Jako młody prawnik - mam świadomość, że tylko dzięki tym zmianom mogłem dostać się na aplikację i ją ukończyć. We wcześniejszych czasach - z pewnością nie dawałbym "należytej rękojmi" (- chyba w postaci dołączenia aktu urodzenia- wykazującego pokrewieństwo - wiadomo z kim).
Albo np. nadal jak na aplikacje notarialne - był "nabór" raz na 2 albo 3 lata w izbie i dostała się osoba na podstawie uwarunkowań genetycznych.
Szczerze - ja i moi równolatkowie - młodzi prawnicy -mówimy wprost rodzinie i znajomym, że gdyby nie to otwarcie i zmiany zasad naboru - to zobaczylibyśmy aplikacje jak świnia gwiazdy - taka jest brutalna prawda.
Przez to - min. Ziobro naraził się korporacjom prawniczym - ukrócił koterie tego towarzystwa wzajemnej adoracji.
PS Stąd wynikała ta, delikatnie mówiąc, nieprzychylność korporacji prawniczych wobec min. Ziobry. Ukrócono ten patologiczny i nepotyczny, korupcyjny system, który funkcjonował przecież w środowisku osób nieskazitelnego charakteru.

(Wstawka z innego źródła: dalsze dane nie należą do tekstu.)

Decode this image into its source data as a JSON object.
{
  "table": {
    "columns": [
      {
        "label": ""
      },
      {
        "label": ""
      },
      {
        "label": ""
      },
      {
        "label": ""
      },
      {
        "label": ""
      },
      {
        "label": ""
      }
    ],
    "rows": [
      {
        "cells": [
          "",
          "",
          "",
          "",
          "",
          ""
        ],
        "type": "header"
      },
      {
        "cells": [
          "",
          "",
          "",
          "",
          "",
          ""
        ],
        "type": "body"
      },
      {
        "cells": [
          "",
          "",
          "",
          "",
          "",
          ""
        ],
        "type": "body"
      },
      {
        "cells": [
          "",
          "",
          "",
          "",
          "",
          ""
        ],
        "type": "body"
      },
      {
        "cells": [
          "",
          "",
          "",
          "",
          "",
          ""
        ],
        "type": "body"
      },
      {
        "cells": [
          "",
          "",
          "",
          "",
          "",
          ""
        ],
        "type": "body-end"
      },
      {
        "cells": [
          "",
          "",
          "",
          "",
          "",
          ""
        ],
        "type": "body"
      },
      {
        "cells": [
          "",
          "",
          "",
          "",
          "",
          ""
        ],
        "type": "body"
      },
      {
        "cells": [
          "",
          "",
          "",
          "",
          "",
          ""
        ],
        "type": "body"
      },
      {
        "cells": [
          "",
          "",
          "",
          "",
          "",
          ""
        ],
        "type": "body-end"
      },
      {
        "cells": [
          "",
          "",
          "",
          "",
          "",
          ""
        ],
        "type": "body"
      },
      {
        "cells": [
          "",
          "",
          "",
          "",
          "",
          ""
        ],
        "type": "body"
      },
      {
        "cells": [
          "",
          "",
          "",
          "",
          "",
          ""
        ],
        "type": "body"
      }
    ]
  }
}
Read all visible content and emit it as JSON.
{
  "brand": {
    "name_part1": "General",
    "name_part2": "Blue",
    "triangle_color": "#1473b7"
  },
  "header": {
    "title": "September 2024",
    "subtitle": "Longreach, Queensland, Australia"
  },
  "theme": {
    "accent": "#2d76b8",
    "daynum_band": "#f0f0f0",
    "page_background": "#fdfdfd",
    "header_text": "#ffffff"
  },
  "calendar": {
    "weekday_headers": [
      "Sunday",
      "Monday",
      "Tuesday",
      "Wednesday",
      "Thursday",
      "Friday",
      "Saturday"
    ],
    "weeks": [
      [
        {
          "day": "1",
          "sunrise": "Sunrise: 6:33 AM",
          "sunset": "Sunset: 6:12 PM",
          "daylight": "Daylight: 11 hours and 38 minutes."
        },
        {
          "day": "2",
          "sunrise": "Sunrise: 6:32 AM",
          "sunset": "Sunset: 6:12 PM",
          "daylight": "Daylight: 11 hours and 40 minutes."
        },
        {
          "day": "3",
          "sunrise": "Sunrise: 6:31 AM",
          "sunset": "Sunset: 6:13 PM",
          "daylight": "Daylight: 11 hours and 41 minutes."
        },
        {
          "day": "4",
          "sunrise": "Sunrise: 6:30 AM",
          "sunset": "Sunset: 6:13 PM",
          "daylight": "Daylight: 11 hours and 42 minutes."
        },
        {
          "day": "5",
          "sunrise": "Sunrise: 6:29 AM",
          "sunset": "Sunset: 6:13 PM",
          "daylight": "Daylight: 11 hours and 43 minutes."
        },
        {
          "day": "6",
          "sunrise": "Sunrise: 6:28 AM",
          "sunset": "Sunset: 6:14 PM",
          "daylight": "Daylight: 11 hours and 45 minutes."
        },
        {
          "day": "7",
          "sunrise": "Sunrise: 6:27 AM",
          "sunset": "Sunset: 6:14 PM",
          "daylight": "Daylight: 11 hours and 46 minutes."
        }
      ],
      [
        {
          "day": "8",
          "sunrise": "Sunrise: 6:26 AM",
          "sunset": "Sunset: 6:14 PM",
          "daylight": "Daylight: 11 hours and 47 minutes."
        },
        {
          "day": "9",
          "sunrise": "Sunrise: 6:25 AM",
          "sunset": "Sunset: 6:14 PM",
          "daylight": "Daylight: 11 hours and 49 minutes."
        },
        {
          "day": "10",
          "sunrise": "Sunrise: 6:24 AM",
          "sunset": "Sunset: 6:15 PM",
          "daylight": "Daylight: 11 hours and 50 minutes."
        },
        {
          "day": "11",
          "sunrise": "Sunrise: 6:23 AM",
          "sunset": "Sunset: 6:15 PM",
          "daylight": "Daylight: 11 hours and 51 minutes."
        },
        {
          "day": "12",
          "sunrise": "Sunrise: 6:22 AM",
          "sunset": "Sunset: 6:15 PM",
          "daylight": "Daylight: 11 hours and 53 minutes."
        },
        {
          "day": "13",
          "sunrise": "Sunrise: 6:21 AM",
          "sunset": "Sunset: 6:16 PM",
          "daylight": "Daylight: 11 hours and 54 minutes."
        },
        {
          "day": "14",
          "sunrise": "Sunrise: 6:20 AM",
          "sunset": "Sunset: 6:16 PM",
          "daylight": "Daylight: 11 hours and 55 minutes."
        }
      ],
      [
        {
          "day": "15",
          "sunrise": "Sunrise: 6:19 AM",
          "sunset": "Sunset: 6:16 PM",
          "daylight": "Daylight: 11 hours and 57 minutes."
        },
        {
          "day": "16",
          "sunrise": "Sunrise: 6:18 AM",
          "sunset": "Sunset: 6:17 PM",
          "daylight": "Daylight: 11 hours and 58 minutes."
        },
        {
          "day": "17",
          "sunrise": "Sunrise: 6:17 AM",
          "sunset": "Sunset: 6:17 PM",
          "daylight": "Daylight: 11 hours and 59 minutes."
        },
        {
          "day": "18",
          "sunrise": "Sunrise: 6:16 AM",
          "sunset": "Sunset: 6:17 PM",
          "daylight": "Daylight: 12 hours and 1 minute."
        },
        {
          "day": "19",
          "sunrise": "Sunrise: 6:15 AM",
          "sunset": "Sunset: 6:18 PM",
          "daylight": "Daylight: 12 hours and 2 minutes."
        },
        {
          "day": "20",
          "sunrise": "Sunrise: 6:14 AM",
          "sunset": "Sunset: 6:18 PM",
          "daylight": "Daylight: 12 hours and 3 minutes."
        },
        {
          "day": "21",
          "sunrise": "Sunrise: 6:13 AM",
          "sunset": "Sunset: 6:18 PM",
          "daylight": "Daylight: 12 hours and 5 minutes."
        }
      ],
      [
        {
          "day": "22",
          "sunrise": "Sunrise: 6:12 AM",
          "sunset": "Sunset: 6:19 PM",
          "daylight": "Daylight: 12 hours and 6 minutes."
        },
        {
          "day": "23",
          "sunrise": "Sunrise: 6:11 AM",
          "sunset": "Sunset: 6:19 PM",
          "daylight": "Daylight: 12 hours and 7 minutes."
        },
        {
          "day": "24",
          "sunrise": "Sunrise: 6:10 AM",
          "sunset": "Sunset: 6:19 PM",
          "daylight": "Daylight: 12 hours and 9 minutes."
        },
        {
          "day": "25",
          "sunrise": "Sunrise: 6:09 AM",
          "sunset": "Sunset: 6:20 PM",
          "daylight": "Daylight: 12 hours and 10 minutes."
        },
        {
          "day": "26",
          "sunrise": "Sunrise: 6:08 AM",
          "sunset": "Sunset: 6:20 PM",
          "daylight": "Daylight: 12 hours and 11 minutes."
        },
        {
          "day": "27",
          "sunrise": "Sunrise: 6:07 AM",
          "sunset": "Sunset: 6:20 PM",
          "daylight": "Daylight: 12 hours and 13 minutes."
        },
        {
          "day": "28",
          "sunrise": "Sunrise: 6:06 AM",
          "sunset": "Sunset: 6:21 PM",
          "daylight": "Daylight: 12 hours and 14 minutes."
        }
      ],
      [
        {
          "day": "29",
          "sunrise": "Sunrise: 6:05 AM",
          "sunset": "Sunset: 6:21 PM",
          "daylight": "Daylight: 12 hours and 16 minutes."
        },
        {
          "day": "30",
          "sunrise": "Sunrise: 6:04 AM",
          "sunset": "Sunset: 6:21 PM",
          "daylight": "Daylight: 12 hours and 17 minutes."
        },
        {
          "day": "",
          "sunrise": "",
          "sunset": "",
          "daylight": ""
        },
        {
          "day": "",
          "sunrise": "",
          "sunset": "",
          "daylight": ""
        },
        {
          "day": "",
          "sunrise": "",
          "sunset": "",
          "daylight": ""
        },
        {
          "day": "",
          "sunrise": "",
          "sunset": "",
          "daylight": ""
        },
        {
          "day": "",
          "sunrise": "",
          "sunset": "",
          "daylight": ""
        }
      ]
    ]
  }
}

UsuńNie używam eufemizmów - każdy zorientowany wie jak kiedyś wyglądały te "nabory". Podejrzewam, że i Pan Sędzia jest w takim wieku, że pamięta jeszcze jak to funkcjonowało - i być może tym podyktowany był wybór drogi zawodowej - sędziego (aplikacji sądowej) - jedynej dostępnej dla "źle urodzonych", bo na korporacyjne z pewnością nie dawałby Pan Sędzia "należytej rękojmi wykonywania zawodu".
A że na takie działania była reakcja w postaci nagonki na ministra i przy okazji oczerniania "motłochu" (tak - to są słowa władz korporacji na prawników z otwartego naboru) - w myśl zasady - uderz w stół a nożyce się odezwą.,
Z tematem posta związane jest zastrzeżenie, jakoby kandydaci byli niekompetentni. Otóż wśród przywołanych trzech kandydatów na sędziów nie ma kandydata specjalizującego się z zakresu prawa kanonicznego. Przywołane osoby są bardzo merytoryczne i kompetentne.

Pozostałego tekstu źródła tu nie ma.